On September 22, 2020, Dr. Ben Grey will discuss new findings from his study of autism using attachment assessments. Dr. Grey’s study used DMM-based attachment assessments to look at parents who have autistic children (Meaning of the Child (MotC) and Adult Attachment Interview (AAI)). The session will briefly summarise the background to the study, and then focus on the parenting / caregiving formulations drawn from looking at AAI and MotC discourse in relation to each other.
Autism in a relational context, without blame
The study looked to explore a more systemic understanding of the problems faced by parents who have autistic children, which understands problems relationally without blaming either the child or parent.
AAI and MotC together: a powerful pair of attachment assessments?
Dr. Grey’s study is also the first systematic exploration of the relationship between DMM AAI discourse and caregiving narratives as analysed by the MotC so it raises interesting questions around the relationship between caregiving and attachment. Dr. Grey will explore how the two attachment assessments worked together to provide unique insights.
Foundations of Dr. Grey’s study
Dr. Grey’s research into discourse patterns of parents of children with autism was drawn from a wider project evaluating an intervention based on Attachment Narrative Therapy and multiple family therapy developed by Rudi Dallos and Rebecca McKenzie (Stancer), called SAFE (McKenzie et al. 2019, Dallos et al. 2020)*.
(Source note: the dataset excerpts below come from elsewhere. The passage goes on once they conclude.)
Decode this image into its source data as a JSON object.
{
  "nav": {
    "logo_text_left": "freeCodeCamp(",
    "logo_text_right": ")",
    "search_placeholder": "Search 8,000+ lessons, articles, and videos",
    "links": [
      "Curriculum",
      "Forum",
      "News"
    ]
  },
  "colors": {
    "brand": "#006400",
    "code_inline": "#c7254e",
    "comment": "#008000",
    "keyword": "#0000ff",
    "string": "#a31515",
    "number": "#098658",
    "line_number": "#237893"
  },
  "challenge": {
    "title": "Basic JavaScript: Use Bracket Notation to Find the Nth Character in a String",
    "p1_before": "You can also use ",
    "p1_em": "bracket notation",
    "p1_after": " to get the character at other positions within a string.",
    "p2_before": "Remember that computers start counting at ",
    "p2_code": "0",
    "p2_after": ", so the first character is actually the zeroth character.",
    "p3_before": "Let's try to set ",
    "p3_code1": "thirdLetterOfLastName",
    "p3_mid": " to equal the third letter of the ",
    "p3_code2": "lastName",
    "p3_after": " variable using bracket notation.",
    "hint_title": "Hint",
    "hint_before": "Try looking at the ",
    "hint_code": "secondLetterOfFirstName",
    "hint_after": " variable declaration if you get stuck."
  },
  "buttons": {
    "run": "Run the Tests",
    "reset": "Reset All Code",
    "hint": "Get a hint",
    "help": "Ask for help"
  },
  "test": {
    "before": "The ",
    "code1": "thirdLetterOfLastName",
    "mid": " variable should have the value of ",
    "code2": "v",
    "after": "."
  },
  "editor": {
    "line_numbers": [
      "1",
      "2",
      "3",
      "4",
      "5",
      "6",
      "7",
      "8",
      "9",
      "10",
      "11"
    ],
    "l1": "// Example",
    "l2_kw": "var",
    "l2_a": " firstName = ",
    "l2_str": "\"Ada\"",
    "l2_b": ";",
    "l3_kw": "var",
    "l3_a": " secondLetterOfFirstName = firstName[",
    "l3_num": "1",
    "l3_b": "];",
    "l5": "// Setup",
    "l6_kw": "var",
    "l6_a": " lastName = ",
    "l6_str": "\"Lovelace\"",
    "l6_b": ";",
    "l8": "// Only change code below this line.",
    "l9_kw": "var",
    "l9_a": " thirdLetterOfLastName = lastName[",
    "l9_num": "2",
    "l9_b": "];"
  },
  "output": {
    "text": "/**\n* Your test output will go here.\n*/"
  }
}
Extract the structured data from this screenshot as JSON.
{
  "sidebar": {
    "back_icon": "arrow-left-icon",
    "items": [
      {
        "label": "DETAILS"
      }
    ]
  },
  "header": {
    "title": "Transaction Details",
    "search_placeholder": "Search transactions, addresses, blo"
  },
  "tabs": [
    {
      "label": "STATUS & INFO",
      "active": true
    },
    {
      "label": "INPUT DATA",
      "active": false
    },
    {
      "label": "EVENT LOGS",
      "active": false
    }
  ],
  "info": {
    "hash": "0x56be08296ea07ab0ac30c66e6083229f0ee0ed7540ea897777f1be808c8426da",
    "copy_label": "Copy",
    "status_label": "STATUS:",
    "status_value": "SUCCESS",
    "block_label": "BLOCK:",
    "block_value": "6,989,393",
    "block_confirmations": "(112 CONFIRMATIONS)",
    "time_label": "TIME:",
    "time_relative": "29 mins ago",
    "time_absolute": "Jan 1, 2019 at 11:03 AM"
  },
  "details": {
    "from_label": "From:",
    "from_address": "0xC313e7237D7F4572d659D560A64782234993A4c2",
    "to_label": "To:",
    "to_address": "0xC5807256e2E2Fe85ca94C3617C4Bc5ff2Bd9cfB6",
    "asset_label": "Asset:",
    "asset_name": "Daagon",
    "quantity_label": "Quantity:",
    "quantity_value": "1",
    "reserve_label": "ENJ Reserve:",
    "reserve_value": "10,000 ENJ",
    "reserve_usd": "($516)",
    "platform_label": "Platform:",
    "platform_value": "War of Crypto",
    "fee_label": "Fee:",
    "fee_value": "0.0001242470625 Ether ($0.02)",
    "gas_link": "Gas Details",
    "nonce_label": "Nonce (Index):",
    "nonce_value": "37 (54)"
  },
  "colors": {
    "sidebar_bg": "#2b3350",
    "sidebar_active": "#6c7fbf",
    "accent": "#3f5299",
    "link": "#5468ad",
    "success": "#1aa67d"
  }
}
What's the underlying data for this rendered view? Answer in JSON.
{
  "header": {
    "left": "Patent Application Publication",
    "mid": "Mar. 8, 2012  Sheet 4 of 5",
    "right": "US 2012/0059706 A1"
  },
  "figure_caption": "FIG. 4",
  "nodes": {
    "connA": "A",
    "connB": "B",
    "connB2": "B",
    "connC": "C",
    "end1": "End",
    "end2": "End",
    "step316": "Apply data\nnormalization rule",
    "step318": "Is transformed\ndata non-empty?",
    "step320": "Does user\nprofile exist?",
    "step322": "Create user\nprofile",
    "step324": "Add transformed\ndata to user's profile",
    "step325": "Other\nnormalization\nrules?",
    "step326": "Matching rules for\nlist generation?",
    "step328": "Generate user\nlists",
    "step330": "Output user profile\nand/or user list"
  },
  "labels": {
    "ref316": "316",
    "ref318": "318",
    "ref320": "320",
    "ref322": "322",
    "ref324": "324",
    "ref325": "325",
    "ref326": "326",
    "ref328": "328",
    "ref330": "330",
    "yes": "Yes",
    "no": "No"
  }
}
This is a follow up discussion from Dr. Grey’s DMM Coffee house #10 session where he introduced the preliminary findings of the study. Attendance at his previous session is not required. For anyone who wishes to see the recording of DMM Coffee House #10: Autism in children and the family system, contact us and we will set up a replay session.
Date: Tuesday, September 22 (live) & Thursday, September 24 (video replay), 2020 (Friday, September 25 in Australia/Asia)
Length: 60 minutes
Host/Facilitator: Dr. Benedict Grey
Platform: Zoom meeting
Sponsor: Conflict Science Institute
Multiple sessions: Each session will be unique, please join both!
Session times: Times listed below, PLEASE NOTE, some computer calendars do not automatically handle the time zone conversion correctly.
Session A (live) (EU/US): Tuesday, September 22, 2020, 9:00 a.m. Seattle (UTC -7) (12 noon Miami, and 5:00 p.m. London time.)
Session B (video replay) (AUS/Asia/US/EU): Thursday September 24, at 2:00 p.m. Seattle time (5:00 p.m. Miami, 10:00 p.m. London, and (in Australia/Thailand/China on Friday) at 9:00 a.m. in Auckland, 7:00 a.m. in Sydney, 5:00 a.m. in Perth/China, and 4:00 a.m. in Bangkok.
Dr. Grey is the Programme Convenor (Director) and Senior Lecturer for the Attachment Studies program, Department of Psychology, University of Roehampton, London. He is also co-director of Cambridge Centre for Attachment (www.attachment.services) and has been using the DMM in the family court arena for nearly 20 years. He also developed and validated the Meaning of the Child interview (www.meaningofthechild.org), a system of analysing parenting discourse based on the DMM.
MotC international online attachment training
Ben Grey and Juliet Kesteven are doing an online international zoom training of the full DMM attachment-based MotC coding system October – December 2020 designed to facilitate attendance from anywhere, with the facility to watch each session asynchronously and ask questions before the next session, for those who cannot attend live because of different time zones or will miss live sessions through other commitments. See http://attachment.services/event/online-international-motc-training
* SAFE, a new therapeutic intervention for families of children with autism: study protocol for a feasibility randomised controlled trial, Rebecca McKenzie, Rudi Dallos, Jacqui Stedmon, Helen Hancocks, Patricia Jane Vickery, Paul Ewings, Andy Barton, Tara Vassallo, Craig Myhill, BMJ Open, March 2019.
See also, Doing things differently: Exploring attachment patterns and parental intentions in families where a child has a diagnosis of autism, Rudi Dallos, Rebecca McKenzie, and Nicholas Bond, Clinical Child Psychiatry, 1-12 (2020).